Simbol Matahari Terbit

Kitab Pengkhotbah, sebuah perenungan mendalam tentang kehidupan dan makna, seringkali menyoroti kontras antara kekayaan materi dan kebahagiaan sejati. Ayat 6:5, secara khusus, menyajikan sebuah paradoks yang membingungkan namun mencerahkan mengenai keberkahan yang terkadang tidak kita sadari. Frasa "ia tidak pernah melihat matahari" mungkin terdengar ironis, tetapi dalam konteks ini, ia mengacu pada seseorang yang hidupnya begitu tertutup dalam kesenangan, baik yang didapat dari kekayaan maupun kenikmatan duniawi, sehingga ia tidak pernah benar-benar mengalami cahaya kehidupan, penerimaan, atau pengakuan dari publik.

Secara literal, seseorang yang menikmati "kesenangan itu" lebih dari orang kaya mana pun, namun ia "tidak pernah melihat matahari". Ini bisa diartikan bahwa ia hidup dalam kemewahan yang tersembunyi, mungkin di balik pintu-pintu tertutup, menikmati segala macam fasilitas dan hiburan. Namun, kebahagiaan semacam ini, yang terlepas dari pandangan dunia luar, memiliki sisi gelap. Ia tidak mengalami kehangatan matahari kehidupannya, yang seringkali melambangkan pengakuan, harapan, atau bahkan kebenaran ilahi.

Ayat ini kontras dengan orang kaya yang "beristirahat dalam damai sejahtera, padahal orang lain tidak." Pengkhotbah menekankan bahwa meskipun orang kaya mungkin memiliki semua hal materi, belum tentu mereka memiliki kedamaian batin. Kedamaian sejati adalah berkat yang langka dan berharga. Orang yang digambarkan dalam ayat 5, meskipun mungkin tidak dikenal atau tidak "melihat matahari", ia mampu menemukan ketenangan dan istirahat, sebuah kondisi yang bahkan tidak dimiliki oleh orang kaya yang mungkin hidup dalam hiruk pikuk kesibukan atau kekhawatiran dunia.

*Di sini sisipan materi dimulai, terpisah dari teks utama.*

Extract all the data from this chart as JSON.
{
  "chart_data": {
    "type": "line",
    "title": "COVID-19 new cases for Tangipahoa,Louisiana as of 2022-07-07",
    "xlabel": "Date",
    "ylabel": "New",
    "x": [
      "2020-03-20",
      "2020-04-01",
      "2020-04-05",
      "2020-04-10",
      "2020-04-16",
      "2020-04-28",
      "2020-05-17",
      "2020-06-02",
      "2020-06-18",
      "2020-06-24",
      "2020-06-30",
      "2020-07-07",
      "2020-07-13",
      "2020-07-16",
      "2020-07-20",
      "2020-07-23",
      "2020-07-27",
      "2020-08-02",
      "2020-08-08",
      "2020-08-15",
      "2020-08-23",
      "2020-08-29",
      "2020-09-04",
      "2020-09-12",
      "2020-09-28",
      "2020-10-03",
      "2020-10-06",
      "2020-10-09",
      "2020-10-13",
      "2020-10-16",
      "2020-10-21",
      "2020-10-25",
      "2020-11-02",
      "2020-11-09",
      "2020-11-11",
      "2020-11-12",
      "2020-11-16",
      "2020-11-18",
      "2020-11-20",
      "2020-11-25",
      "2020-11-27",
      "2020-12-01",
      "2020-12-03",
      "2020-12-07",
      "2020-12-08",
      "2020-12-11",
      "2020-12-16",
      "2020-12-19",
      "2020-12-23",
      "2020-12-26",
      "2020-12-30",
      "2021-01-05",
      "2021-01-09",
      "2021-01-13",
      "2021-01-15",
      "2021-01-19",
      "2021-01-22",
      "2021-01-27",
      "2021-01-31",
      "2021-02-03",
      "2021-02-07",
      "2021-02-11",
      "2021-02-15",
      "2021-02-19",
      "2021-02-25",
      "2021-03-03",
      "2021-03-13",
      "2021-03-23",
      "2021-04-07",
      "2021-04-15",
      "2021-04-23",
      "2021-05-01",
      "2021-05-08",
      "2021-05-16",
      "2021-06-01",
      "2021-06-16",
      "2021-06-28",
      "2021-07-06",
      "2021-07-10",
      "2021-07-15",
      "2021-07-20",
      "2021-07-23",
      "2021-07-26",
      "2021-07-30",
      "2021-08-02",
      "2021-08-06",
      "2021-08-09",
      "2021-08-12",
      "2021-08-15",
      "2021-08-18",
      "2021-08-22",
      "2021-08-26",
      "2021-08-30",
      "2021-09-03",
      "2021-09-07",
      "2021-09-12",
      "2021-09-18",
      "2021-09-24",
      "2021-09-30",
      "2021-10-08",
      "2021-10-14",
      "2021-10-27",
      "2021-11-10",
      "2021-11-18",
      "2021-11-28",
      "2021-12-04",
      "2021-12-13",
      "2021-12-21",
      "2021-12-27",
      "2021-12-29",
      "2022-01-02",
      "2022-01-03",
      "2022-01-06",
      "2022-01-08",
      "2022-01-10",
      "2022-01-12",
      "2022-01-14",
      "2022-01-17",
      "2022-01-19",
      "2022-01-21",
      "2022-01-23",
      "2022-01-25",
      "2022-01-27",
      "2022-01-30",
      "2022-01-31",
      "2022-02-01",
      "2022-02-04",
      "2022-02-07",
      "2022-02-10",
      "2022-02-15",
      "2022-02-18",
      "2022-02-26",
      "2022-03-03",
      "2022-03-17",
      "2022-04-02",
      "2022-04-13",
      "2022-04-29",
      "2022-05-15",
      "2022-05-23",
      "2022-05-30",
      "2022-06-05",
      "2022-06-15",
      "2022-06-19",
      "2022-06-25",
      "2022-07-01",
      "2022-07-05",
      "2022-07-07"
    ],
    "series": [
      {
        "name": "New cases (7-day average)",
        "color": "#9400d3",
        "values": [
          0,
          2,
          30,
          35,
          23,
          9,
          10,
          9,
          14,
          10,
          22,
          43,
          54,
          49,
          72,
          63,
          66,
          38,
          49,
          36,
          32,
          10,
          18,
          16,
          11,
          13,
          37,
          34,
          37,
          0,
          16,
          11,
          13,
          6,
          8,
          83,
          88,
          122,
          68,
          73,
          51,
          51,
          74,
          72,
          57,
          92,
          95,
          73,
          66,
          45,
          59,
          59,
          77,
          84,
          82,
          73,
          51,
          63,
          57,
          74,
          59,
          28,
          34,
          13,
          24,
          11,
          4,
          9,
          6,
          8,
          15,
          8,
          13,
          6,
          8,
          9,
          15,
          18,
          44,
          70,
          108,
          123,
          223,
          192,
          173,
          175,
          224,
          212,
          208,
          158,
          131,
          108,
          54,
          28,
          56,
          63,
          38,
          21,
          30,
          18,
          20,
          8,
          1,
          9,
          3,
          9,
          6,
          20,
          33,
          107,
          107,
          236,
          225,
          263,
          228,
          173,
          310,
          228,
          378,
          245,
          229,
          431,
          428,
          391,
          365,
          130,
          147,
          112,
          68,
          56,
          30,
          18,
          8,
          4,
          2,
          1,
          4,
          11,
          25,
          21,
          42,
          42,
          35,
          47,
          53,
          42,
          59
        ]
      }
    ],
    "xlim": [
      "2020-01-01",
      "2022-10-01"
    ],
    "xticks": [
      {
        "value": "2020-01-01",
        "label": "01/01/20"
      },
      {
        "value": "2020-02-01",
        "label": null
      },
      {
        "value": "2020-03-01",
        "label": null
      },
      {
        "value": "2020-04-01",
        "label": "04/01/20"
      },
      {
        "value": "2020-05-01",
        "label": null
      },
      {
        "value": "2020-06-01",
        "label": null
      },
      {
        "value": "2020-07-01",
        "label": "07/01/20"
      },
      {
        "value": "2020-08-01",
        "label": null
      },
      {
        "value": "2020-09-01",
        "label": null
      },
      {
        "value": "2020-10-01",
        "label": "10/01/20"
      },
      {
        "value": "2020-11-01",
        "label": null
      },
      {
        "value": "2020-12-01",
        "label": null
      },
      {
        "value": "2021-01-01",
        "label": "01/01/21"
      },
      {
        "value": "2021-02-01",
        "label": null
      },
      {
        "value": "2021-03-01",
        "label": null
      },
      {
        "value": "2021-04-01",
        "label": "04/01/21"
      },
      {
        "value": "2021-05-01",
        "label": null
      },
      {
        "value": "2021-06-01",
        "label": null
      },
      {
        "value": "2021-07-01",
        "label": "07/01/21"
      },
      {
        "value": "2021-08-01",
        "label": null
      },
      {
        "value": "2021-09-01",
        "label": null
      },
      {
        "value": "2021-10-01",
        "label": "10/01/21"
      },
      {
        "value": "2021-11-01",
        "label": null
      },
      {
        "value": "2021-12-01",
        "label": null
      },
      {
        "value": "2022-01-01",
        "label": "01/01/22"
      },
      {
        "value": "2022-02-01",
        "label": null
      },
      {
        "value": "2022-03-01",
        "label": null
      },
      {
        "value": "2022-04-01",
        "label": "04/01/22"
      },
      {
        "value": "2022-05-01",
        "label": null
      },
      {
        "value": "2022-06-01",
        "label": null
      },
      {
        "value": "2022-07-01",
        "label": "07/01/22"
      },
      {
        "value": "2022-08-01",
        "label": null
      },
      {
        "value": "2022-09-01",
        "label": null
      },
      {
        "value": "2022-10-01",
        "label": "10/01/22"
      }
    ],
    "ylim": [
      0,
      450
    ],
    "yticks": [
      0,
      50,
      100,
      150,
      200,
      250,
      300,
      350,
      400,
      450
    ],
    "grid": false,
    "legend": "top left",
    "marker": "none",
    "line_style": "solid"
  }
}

Perikop ini mengajak kita untuk merenungkan apa sebenarnya arti kebahagiaan dan kedamaian. Apakah itu terletak pada kekayaan materi, pengakuan sosial, atau kesenangan yang berlimpah? Pengkhotbah tampaknya berpendapat bahwa kesenangan yang terisolasi dan tidak membawa pada kedamaian sejati adalah bentuk kesia-siaan. Sebaliknya, bahkan dalam kondisi yang mungkin terlihat sederhana, jika seseorang menemukan kedamaian, itu adalah sebuah anugerah yang lebih besar daripada kekayaan dunia yang melimpah namun kosong.

Dalam dunia yang seringkali mengukur kesuksesan dengan kekayaan dan popularitas, ayat Pengkhotbah 6:5 menjadi pengingat yang penting. Ia mengajarkan bahwa kesenangan yang instan tanpa kedamaian jiwa adalah seperti bayangan yang menghilang ketika matahari terbit. Kedamaian sejati datang dari penerimaan diri, rasa syukur, dan penyerahan diri kepada Tuhan, bukan sekadar dari akumulasi harta benda atau pengakuan duniawi. Mari kita renungkan kembali makna berkat dalam hidup kita, dan apakah kita telah menemukan cahaya matahari kedamaian di dalam diri kita, terlepas dari pandangan orang lain.